Expectation-maximization in general and for Gaussian mixtures

9 minute read

In statistical inference, we want to find what is the best model parameters given the observed data. In the frequentist view, this is about maximizing the likelihood (MLE). In Bayesian inference, this is in maximizing the posterior. When we maximize the likelihood (often log-likelihood, as this is easier to optimize because of its benefits of monotonic transformation and numerical stability), we are asking,

\[\arg \max_{\theta} \ln p(x; \theta)\]

However, what if there are latent variables? Meaning if the model with \(\theta\) parameters generating hidden variables \(z\) and observed data \(x\)? We need to solve the MLE of the form,

\[\arg \max_{\theta} \ln p(x; \theta) = \arg \max_{\theta} \ln \int p(x, z; \theta) \,dz\]

where we now need to marginalize out the \(z\), so we are maximizing the marginal log-likelihood. Let us see why this is difficult with an example.

Motivation

Consider the following Gaussian mixture, consisting of \(K\) Gaussian distributions,

\[p(x)=\sum_{k=1}^{K}\pi_k \mathcal{N}(x; \mu_k, \sigma^2_k)\]

where \(\pi\) is a mixing coefficient that attributes the proportion of each component Gaussian.
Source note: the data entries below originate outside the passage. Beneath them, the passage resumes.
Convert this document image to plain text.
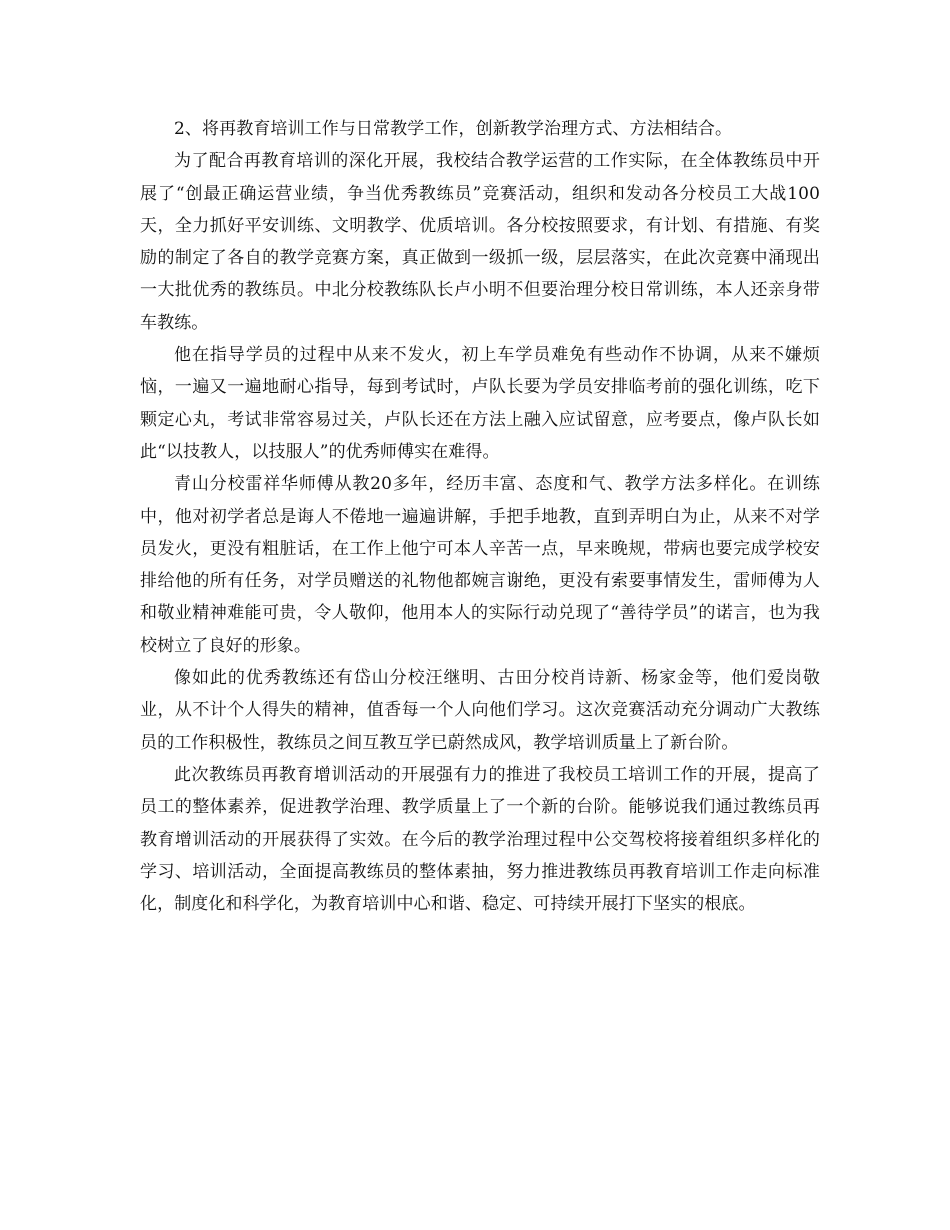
2、将再教育培训工作与日常教学工作，创新教学治理方式、方法相结合。

为了配合再教育培训的深化开展，我校结合教学运营的工作实际，在全体教练员中开展了“创最正确运营业绩，争当优秀教练员”竞赛活动，组织和发动各分校员工大战100天，全力抓好平安训练、文明教学、优质培训。各分校按照要求，有计划、有措施、有奖励的制定了各自的教学竞赛方案，真正做到一级抓一级，层层落实，在此次竞赛中涌现出一大批优秀的教练员。中北分校教练队长卢小明不但要治理分校日常训练，本人还亲身带车教练。

他在指导学员的过程中从来不发火，初上车学员难免有些动作不协调，从来不嫌烦恼，一遍又一遍地耐心指导，每到考试时，卢队长要为学员安排临考前的强化训练，吃下颗定心丸，考试非常容易过关，卢队长还在方法上融入应试留意，应考要点，像卢队长如此“以技教人，以技服人”的优秀师傅实在难得。

青山分校雷祥华师傅从教20多年，经历丰富、态度和气、教学方法多样化。在训练中，他对初学者总是诲人不倦地一遍遍讲解，手把手地教，直到弄明白为止，从来不对学员发火，更没有粗脏话，在工作上他宁可本人辛苦一点，早来晚规，带病也要完成学校安排给他的所有任务，对学员赠送的礼物他都婉言谢绝，更没有索要事情发生，雷师傅为人和敬业精神难能可贵，令人敬仰，他用本人的实际行动兑现了“善待学员”的诺言，也为我校树立了良好的形象。

像如此的优秀教练还有岱山分校汪继明、古田分校肖诗新、杨家金等，他们爱岗敬业，从不计个人得失的精神，值香每一个人向他们学习。这次竞赛活动充分调动广大教练员的工作积极性，教练员之间互教互学已蔚然成风，教学培训质量上了新台阶。

此次教练员再教育增训活动的开展强有力的推进了我校员工培训工作的开展，提高了员工的整体素养，促进教学治理、教学质量上了一个新的台阶。能够说我们通过教练员再教育增训活动的开展获得了实效。在今后的教学治理过程中公交驾校将接着组织多样化的学习、培训活动，全面提高教练员的整体素抽，努力推进教练员再教育培训工作走向标准化，制度化和科学化，为教育培训中心和谐、稳定、可持续开展打下坚实的根底。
The \(\pi\) has the property that the sum add up to 1, i.e. \(\sum \pi_k = 1\). This ensures \(p(x)\) is a probability density function.

The likelihood function and the log-likelihood are,

\[\mathcal{L}(\theta) = \prod_i p(x_i; \theta) = \prod_i \sum_k \pi_k \mathcal{N}(x_i; \mu_k, \sigma^2_k)\] \[\ell(\theta) = \sum_i \ln p(x_i; \theta) = \sum_i \ln \sum_k \pi_k \mathcal{N}(x_i; \mu_k, \sigma^2_k)\]

where \(\theta \in \{\pi_k, \mu_k, \sigma^2_k\}, k \in \{1..K\}\)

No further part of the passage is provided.